I imagine these kind of schemes can be implemented as sort of on device eBPF filter (in layman terms CUDA, but for storage). It would allow deeper integration with system for example have hardware accelerated/integrated lvm (obviously speed would depend on use case, less win for thin volumes, more advantages for raid and so on). Or from other side have deeper integration with filesystems such as zfs, btrfs, bcachefs.
We tried to standardize exactly this - eBPF programs offloaded onto the device. The NVMe standard now has a lot of infrastructure for this standardized, including commands to discover device memory topology, transfer to/from that memory, and discover and upload programs. But one of the blockers is that eBPF isn't itself standardized. The other blockers are vendors ready and willing to build these devices and customers ready to buy them in volume. The extra compute ability will introduce some extra cost.

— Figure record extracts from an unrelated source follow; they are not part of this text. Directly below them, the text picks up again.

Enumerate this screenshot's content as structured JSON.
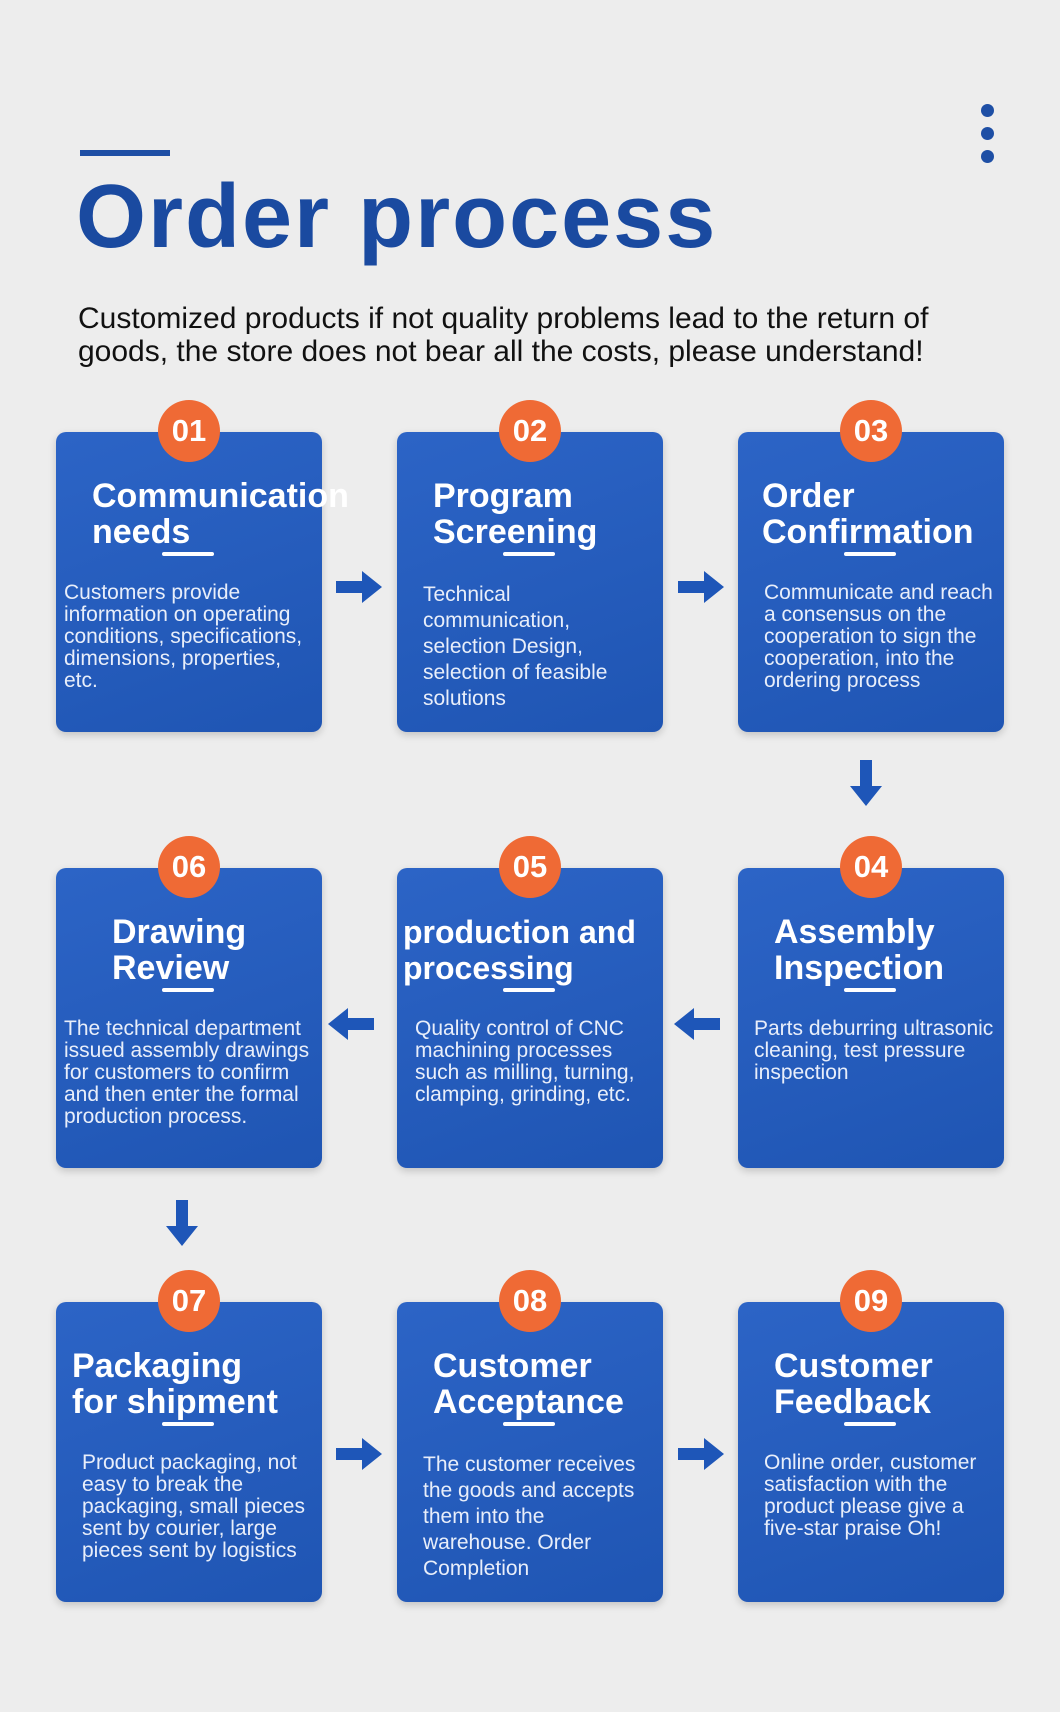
{
  "header": {
    "title": "Order process",
    "notice": "Customized products if not quality problems lead to the return of goods, the store does not bear all the costs, please understand!"
  },
  "colors": {
    "card_blue": "#2c64c6",
    "badge_orange": "#ef6a35",
    "title_blue": "#1a4aa0",
    "arrow_blue": "#1e56b8"
  },
  "steps": [
    {
      "num": "01",
      "title": "Communication needs",
      "desc": "Customers provide information on operating conditions, specifications, dimensions, properties, etc."
    },
    {
      "num": "02",
      "title": "Program Screening",
      "desc": "Technical communication, selection Design, selection of feasible solutions"
    },
    {
      "num": "03",
      "title": "Order Confirmation",
      "desc": "Communicate and reach a consensus on the cooperation to sign the cooperation, into the ordering process"
    },
    {
      "num": "04",
      "title": "Assembly Inspection",
      "desc": "Parts deburring ultrasonic cleaning, test pressure inspection"
    },
    {
      "num": "05",
      "title": "production and processing",
      "desc": "Quality control of CNC machining processes such as milling, turning, clamping, grinding, etc."
    },
    {
      "num": "06",
      "title": "Drawing Review",
      "desc": "The technical department issued assembly drawings for customers to confirm and then enter the formal production process."
    },
    {
      "num": "07",
      "title": "Packaging for shipment",
      "desc": "Product packaging, not easy to break the packaging, small pieces sent by courier, large pieces sent by logistics"
    },
    {
      "num": "08",
      "title": "Customer Acceptance",
      "desc": "The customer receives the goods and accepts them into the warehouse. Order Completion"
    },
    {
      "num": "09",
      "title": "Customer Feedback",
      "desc": "Online order, customer satisfaction with the product please give a five-star praise Oh!"
    }
  ]
}
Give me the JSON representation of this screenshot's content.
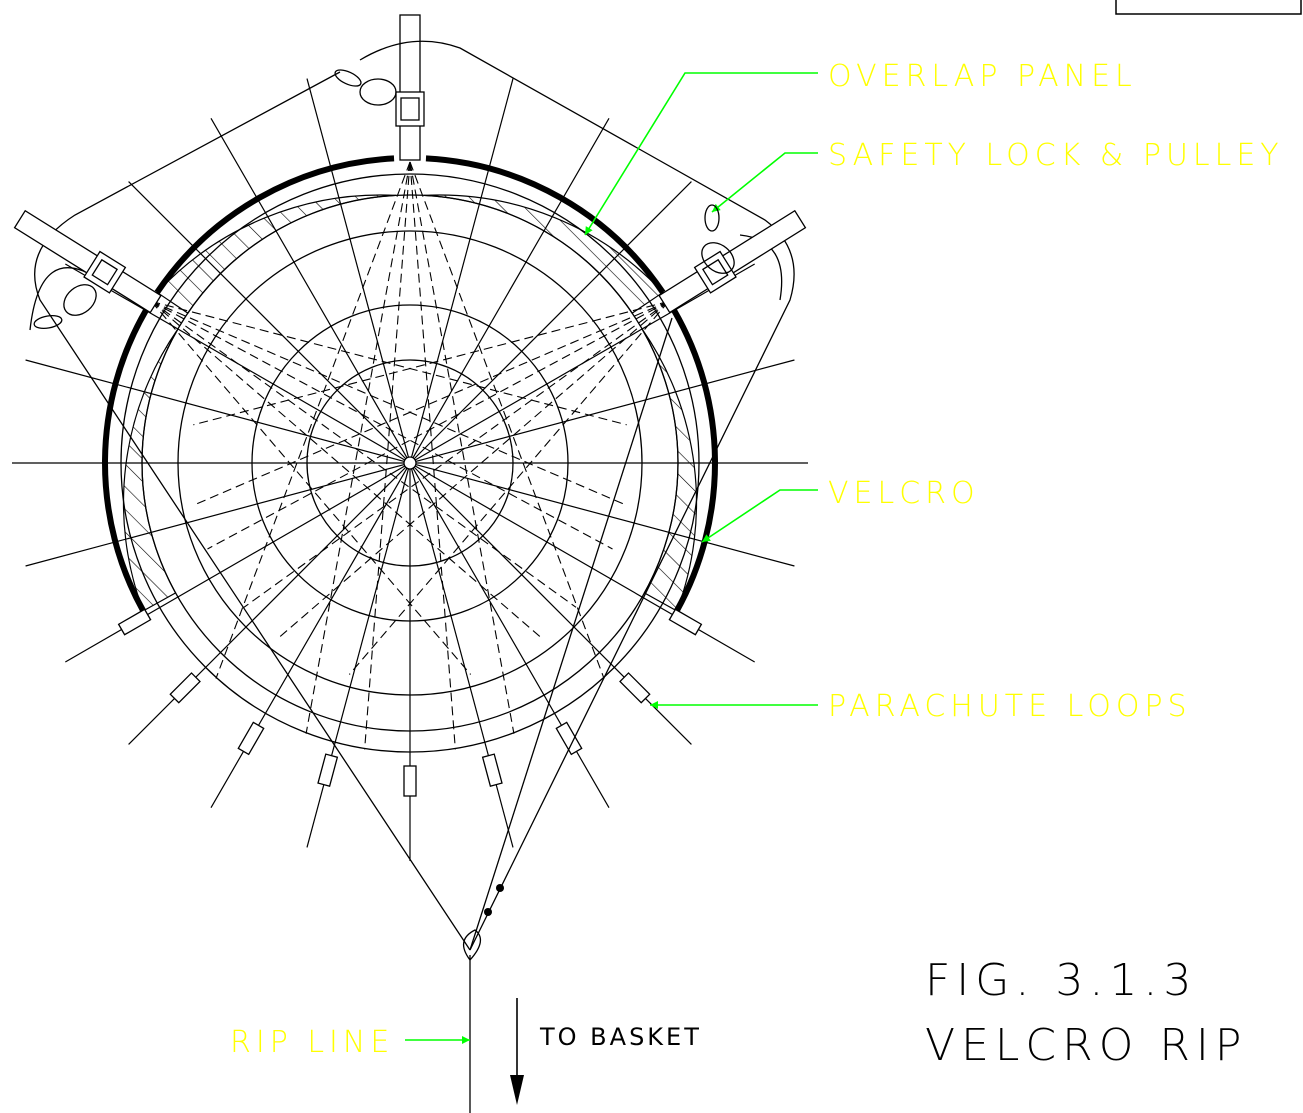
{
  "labels": {
    "overlap_panel": "OVERLAP PANEL",
    "safety_lock": "SAFETY LOCK & PULLEY",
    "velcro": "VELCRO",
    "parachute_loops": "PARACHUTE LOOPS",
    "rip_line": "RIP LINE",
    "to_basket": "TO BASKET"
  },
  "figure": {
    "number": "FIG. 3.1.3",
    "title": "VELCRO RIP"
  }
}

> The NVMe standard now has a lot of infrastructure for this standardized, including commands to discover device memory topology, transfer to/from that memory, and discover and upload programs.
On the other hand, Windows and Linux still cannot just upgrade the vast majority of firmwares on NVMe devices, least of all consumer ones, despite being completely and utterly standardized.
I think i remember upgrading the nvme disk firmware in work dell laptop (dell latitude 7390) from 2019 using fwupd some years ago (not more than 3 years ago).
Also i think i remember fixing (upgrading?) the firmware on a crucial ssd like 5 or 6 years ago using some live linux system (downloaded off the crucial website i think?)
Not sure about windows, but linux is getting incredibly better at this.
The eBPF programs are strictly bounded. And they're scoped to their own memory that you have to pre-load from the actual storage with separate commands issued from the CPU (presumably from the kernel driver which is doing access control checks). It's no different than uploading a shader to a GPU. You can burn resources but that's about the extent of the damage you can cause.
I wouldn't want random applications (or web pages) to be able to load eBPF modules in the same way they can send shaders to a GPU through a graphics driver.
What I don't get is that RAID5 is a simple xor. It should be a trivial operation, that would be equally trivial to hardware accelerate.
What I am the most puzzled by is how parity (i.e. RAID5) is so bad in windows storage space. A modern CPU should be able to xor data at several gigabytes per second. And it seems that even by optimizing the block sizes, windows storage space parity caps at a couple hundred MB/s.